While the study provides significant structural insights, there are some gaps in the exploration of functional dynamics. For example, the kinetic assays focus on steady-state parameters (e.g., k_cat/K_m) but do not address how conformational changes in the ATEYS loop dynamically regulate substrate access. Could the authors discuss whether time-resolved methods like stopped-flow spectroscopy or molecular dynamics simulations were considered to link structural flexibility with enzymatic kinetics? Additionally, the study demonstrates enhanced reactivity of the E493A mutant toward non-native substrates, yet it stops short of exploring its structural basis. Were cryo-EM or crystallographic data obtained for this mutant to confirm whether the altered activity corresponds to conformational changes?

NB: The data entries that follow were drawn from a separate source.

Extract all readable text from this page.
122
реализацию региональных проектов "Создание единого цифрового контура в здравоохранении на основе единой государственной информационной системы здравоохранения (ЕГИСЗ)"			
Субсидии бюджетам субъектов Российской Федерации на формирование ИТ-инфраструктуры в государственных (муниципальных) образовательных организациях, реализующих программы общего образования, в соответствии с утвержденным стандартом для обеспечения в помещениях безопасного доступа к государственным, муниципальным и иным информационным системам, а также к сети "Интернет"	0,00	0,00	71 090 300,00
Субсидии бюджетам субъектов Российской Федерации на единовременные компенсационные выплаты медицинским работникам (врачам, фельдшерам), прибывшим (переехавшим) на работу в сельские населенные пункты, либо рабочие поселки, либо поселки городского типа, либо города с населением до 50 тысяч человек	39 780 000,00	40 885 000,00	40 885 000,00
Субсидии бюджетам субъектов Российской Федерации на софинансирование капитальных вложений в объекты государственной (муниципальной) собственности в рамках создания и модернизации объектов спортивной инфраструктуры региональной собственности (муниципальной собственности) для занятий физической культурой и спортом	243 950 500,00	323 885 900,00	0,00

The comment raises insightful questions about the connection between structural dynamics and enzymatic function in the study. In particular, the suggestion to explore time-resolved methods like stopped-flow spectroscopy or molecular dynamics simulations could significantly enhance the understanding of how conformational changes in the ATEYS loop regulate substrate access. Additionally, investigating the structural basis for the altered activity of the E493A mutant using cryo-EM or crystallography would complement the kinetic findings and provide a deeper mechanistic perspective.
From my understanding, the study’s focus on steady-state parameters and structural analysis of the wild-type enzyme provides a strong foundation, but it may have been limited by resource availability or technical constraints in performing advanced time-resolved or mutant-specific structural studies. Could the authors confirm if these aspects were considered but excluded due to practical limitations, or if they are being planned as part of future work?